Rasmussen also set out to identify the rambunctious spirit that informs the work of Rene di Rosa's very spirited group of favorite artists. A former San Francisco Chronicle reporter whose inheritance allowed him to buy prime Carneros land before anyone thought to plant vineyards there, di Rosa, now a robust 85, enrolled at UC Davis to study viticulture in the early '60s and quickly grew bored. "He hung out in the art department instead," Rasmussen explains.
Lucky him. Boasting a roster of art stars, Davis easily had the most vital art department on the West Coast at the time. Freed by the ease of cash, di Rosa purchased exactly and only what he liked, artwork that has humor, word play and fun. He and his late wife Veronica filled their home--now part of a public tour--with the fruits of their idiosyncratic tastes.
Di Rosa continues to collect new work, but "Fountain" shows art from a particular time, one that nicely hails the late funk daddy, Wally Hedrick. Writing in the accompanying exhibit catalogue, Rasmussen salutes Hedrick as "the embodiment of the independent, nonconformist spirit" that imbued Bay Area art. Isis by Jay DeFeo, Hedrick's former wife, is displayed, as is a surprising amount of ceramics, most notably by the late Robert Arneson, whose War Head Stockpile sculpture of dead bodies formed into a familiarly shaped waist-high male object remains sadly relevant. Rasmussen chose the plethora of ceramic work in order to help inform. "I felt that people didn't know abut ceramics on the East Coast," he explains," and it's such a part of the Bay Area scene."
Other work ranges from that of Petaluma artist and Burning Man collaborator David Best, early efforts by Squeak Carnwarth and Deborah Butterfield's emblematic mud and hay horse to the late Viola Frey's huge Picasso-informed sculpture, West Marin artist Clayton Bailey's fantastically endowed Male Chair and Ray de Forest's whimsical dogs and summer-art-camp fantasies. Nauman's Cocoon usually hangs in the di Rosa's former home, rather overlooked among the jumble. Now it's in a plastic box to keep hands and dust away, but its origins remain humble, Rasmussen relating that DeFeo used to hang her wrapped Christmas gifts from the ceiling, something that her former roommate Nauman thought to be, simply put, pretty neat.
Entirely accessible, the "Fountain" exhibit marks perhaps a new era in the di Rosa Preserve's lifeline.
"We've been perceived as being secretive and private, and we don't want to be either secretive or private," sighs marketing director Judy Daniels, entering the Gatehouse Gallery.
The di Rosa's conundrum, as Daniels sees it, is that this local jewel is currently only available to the highly organized.
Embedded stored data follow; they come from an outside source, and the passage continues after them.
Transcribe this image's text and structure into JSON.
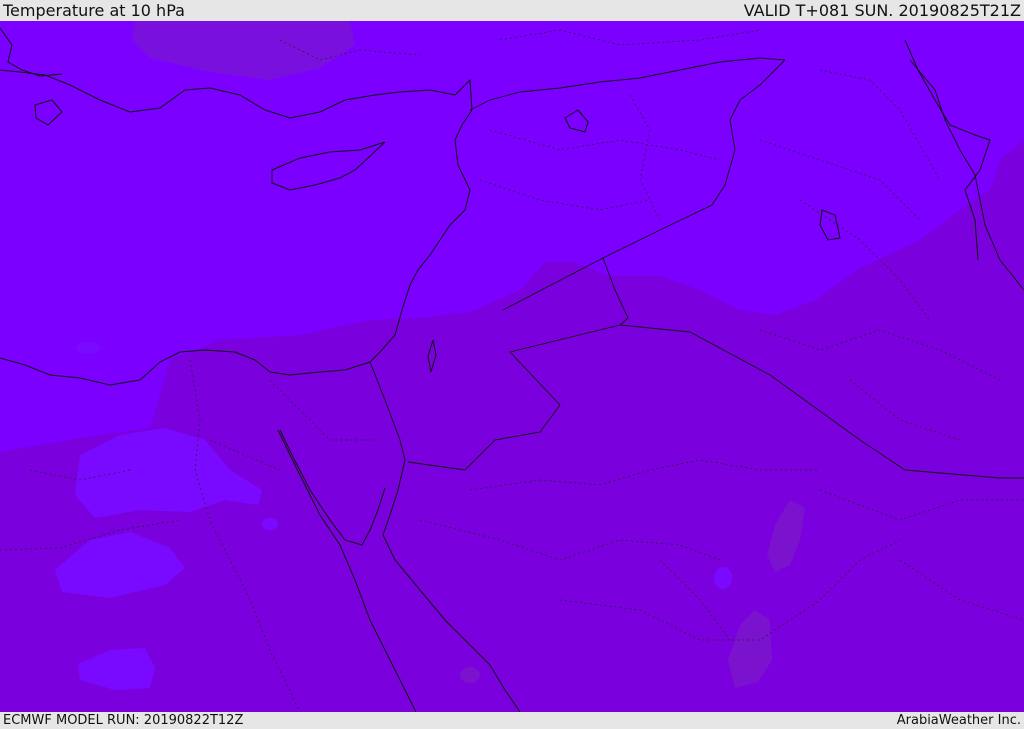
{
  "header": {
    "title": "Temperature at 10 hPa",
    "valid_time": "VALID T+081 SUN. 20190825T21Z"
  },
  "footer": {
    "model_run": "ECMWF MODEL RUN: 20190822T12Z",
    "credit": "ArabiaWeather Inc."
  },
  "colors": {
    "bar_background": "#e6e6e6",
    "temp_zone_violet": "#7b00ff",
    "temp_zone_purple": "#7a00dd",
    "temp_zone_light_patch": "#7a0aff",
    "temp_zone_dark_patch": "#7a1ac8",
    "boundary_lines": "#111111"
  }
}
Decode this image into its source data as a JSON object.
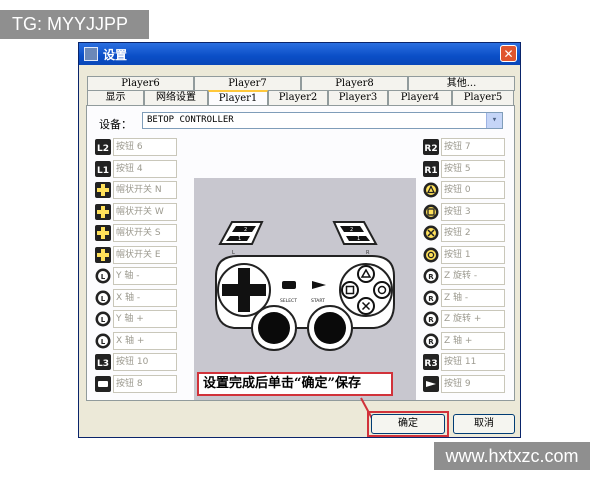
{
  "watermark_top": "TG: MYYJJPP",
  "watermark_bottom": "www.hxtxzc.com",
  "window": {
    "title": "设置",
    "close_glyph": "✕"
  },
  "tabs_row1": [
    "Player6",
    "Player7",
    "Player8",
    "其他..."
  ],
  "tabs_row2": [
    "显示",
    "网络设置",
    "Player1",
    "Player2",
    "Player3",
    "Player4",
    "Player5"
  ],
  "active_tab": "Player1",
  "device": {
    "label": "设备：",
    "value": "BETOP CONTROLLER",
    "arrow": "▾"
  },
  "left_mappings": [
    {
      "badge": "L2",
      "value": "按钮 6"
    },
    {
      "badge": "L1",
      "value": "按钮 4"
    },
    {
      "badge": "hat-up",
      "value": "帽状开关 N"
    },
    {
      "badge": "hat-left",
      "value": "帽状开关 W"
    },
    {
      "badge": "hat-down",
      "value": "帽状开关 S"
    },
    {
      "badge": "hat-right",
      "value": "帽状开关 E"
    },
    {
      "badge": "L-stick-up",
      "value": "Y 轴 -"
    },
    {
      "badge": "L-stick-left",
      "value": "X 轴 -"
    },
    {
      "badge": "L-stick-down",
      "value": "Y 轴 +"
    },
    {
      "badge": "L-stick-right",
      "value": "X 轴 +"
    },
    {
      "badge": "L3",
      "value": "按钮 10"
    },
    {
      "badge": "select",
      "value": "按钮 8"
    }
  ],
  "right_mappings": [
    {
      "badge": "R2",
      "value": "按钮 7"
    },
    {
      "badge": "R1",
      "value": "按钮 5"
    },
    {
      "badge": "triangle",
      "value": "按钮 0"
    },
    {
      "badge": "square",
      "value": "按钮 3"
    },
    {
      "badge": "cross",
      "value": "按钮 2"
    },
    {
      "badge": "circle",
      "value": "按钮 1"
    },
    {
      "badge": "R-stick-up",
      "value": "Z 旋转 -"
    },
    {
      "badge": "R-stick-left",
      "value": "Z 轴 -"
    },
    {
      "badge": "R-stick-down",
      "value": "Z 旋转 +"
    },
    {
      "badge": "R-stick-right",
      "value": "Z 轴 +"
    },
    {
      "badge": "R3",
      "value": "按钮 11"
    },
    {
      "badge": "start",
      "value": "按钮 9"
    }
  ],
  "pad_labels": {
    "select": "SELECT",
    "start": "START",
    "l_num_top": "2",
    "l_num_bot": "1",
    "r_num_top": "2",
    "r_num_bot": "1",
    "l_side": "L",
    "r_side": "R"
  },
  "annotation": "设置完成后单击“确定”保存",
  "buttons": {
    "ok": "确定",
    "cancel": "取消"
  }
}
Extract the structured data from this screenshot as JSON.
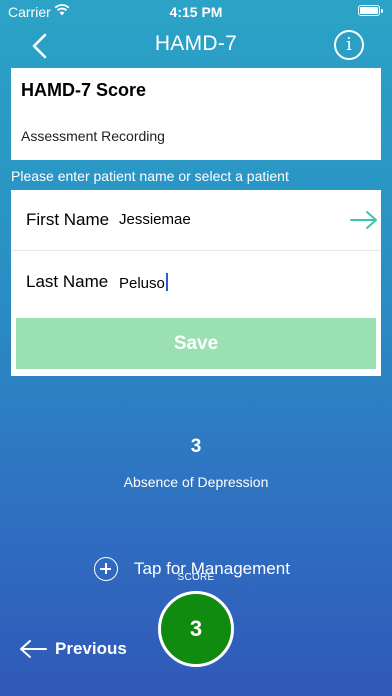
{
  "status_bar": {
    "carrier": "Carrier",
    "time": "4:15 PM"
  },
  "nav": {
    "title": "HAMD-7",
    "back_icon": "chevron-left-icon",
    "info_icon": "info-icon",
    "info_glyph": "i"
  },
  "score_card": {
    "title": "HAMD-7 Score",
    "subtitle": "Assessment Recording"
  },
  "prompt": "Please enter patient name or select a patient",
  "form": {
    "first_name_label": "First Name",
    "first_name_value": "Jessiemae",
    "last_name_label": "Last Name",
    "last_name_value": "Peluso",
    "save_label": "Save"
  },
  "result": {
    "score": "3",
    "severity": "Absence of Depression"
  },
  "management_label": "Tap for Management",
  "score_caption": "SCORE",
  "score_circle_value": "3",
  "previous_label": "Previous",
  "colors": {
    "background_top": "#2ba3c6",
    "background_bottom": "#3058b9",
    "save_button": "#9ae0b2",
    "arrow_accent": "#3cc7a8",
    "score_circle": "#118a10"
  }
}
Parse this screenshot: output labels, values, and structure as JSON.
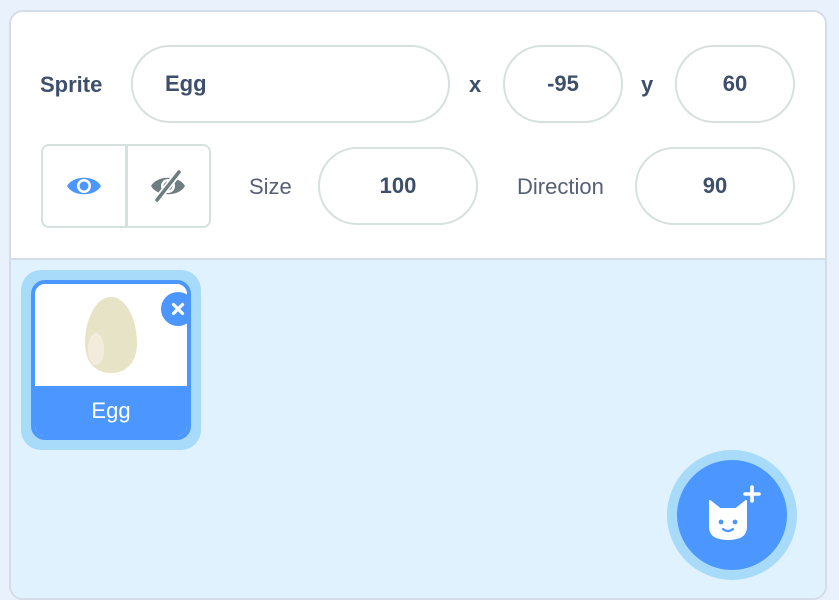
{
  "sprite_info": {
    "sprite_label": "Sprite",
    "name_value": "Egg",
    "x_label": "x",
    "x_value": "-95",
    "y_label": "y",
    "y_value": "60",
    "size_label": "Size",
    "size_value": "100",
    "direction_label": "Direction",
    "direction_value": "90",
    "show_icon": "eye-icon",
    "hide_icon": "eye-slash-icon",
    "visible": true
  },
  "sprite_list": {
    "items": [
      {
        "name": "Egg",
        "selected": true
      }
    ]
  },
  "colors": {
    "accent": "#4c97ff",
    "accent_halo": "#a8dbfa",
    "list_background": "#e0f2fd",
    "text": "#3d4f6b"
  }
}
Located smack on the side of Highway 12 in Napa, visitors cannot currently just pull over on a whim to visit the 217-acre parcel laid with a private lake and studded with whimsical sculptures, two galleries and an art-filled home. Only those who reserve time in advance may see the galleries and take a guided tour of the grounds. All of that is about to change, as a new permit allows the di Rosa to welcome drop-in visitors Tuesday-Sunday, beginning on Nov. 9. Admission will be just $3 to those who wish only to view the collection housed in the Gatehouse Gallery.
"Fountain" arrives home just in time to help mark this new phase at the Preserve. Having sifted through literally thousands of artworks to compile the collection, Rasmussen sighs with pleasure. "You could do 20 different shows here," he pronounces, "without a problem."